Nonlinear responses of a horizontal plate under the water impact

Abstract

The water impact of an elastic plate is an important issue in numerous engineering applications. Despite extensive research on various aspects of this subject, the nonlinear behavior of the plate's response during water impact remains unexplored. In this article, the novel contribution is the nonlinear response analysis of a plate under compressive loading when impacted with water. The geometric nonlinearity caused by midplane stretching is taken into account. Hydrodynamic pressure is determined by the velocity potential function of the flow. A fully coupled nonlinear hydroelastic equation is derived as an integrodifferential equation. This equation is simplified to the Duffing equation by expressing the deflection as a linear combination of the dry mode shapes.
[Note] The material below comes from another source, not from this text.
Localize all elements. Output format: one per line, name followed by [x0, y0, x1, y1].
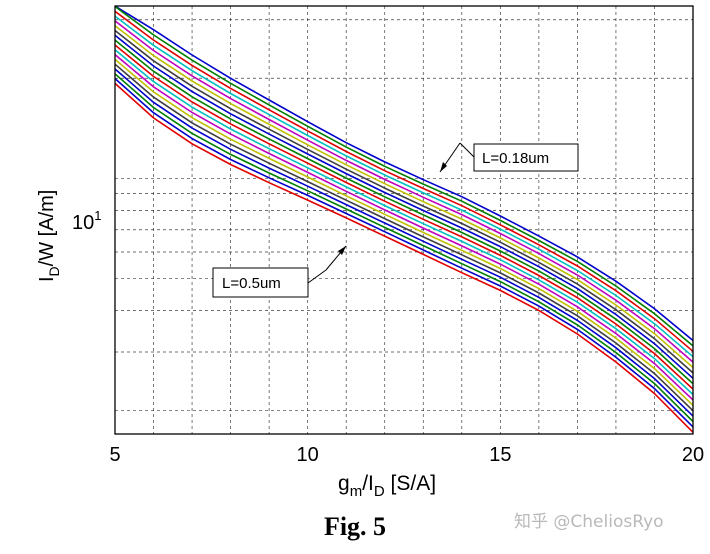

The Duffing equation is solved analytically using Jacobi elliptic functions. Additionally, the fixed points of the Duffing equation are examined using phase portraits of the first mode shape to identify the effects of nonlinearity on the responses. The analytical solution is verified using the Runge–Kutta method and validated against the methods available in the literature. The effects of midplane stretching on the maximum deflections, bending stresses, and wet frequencies are evaluated for various horizontal speeds and compressive loads. The results indicate that the amplitude and oscillation period of the nonlinear response are significantly smaller than those of the linear response. Furthermore, it is found that midplane stretching should be considered in modeling the impact of the elastic plate on the water.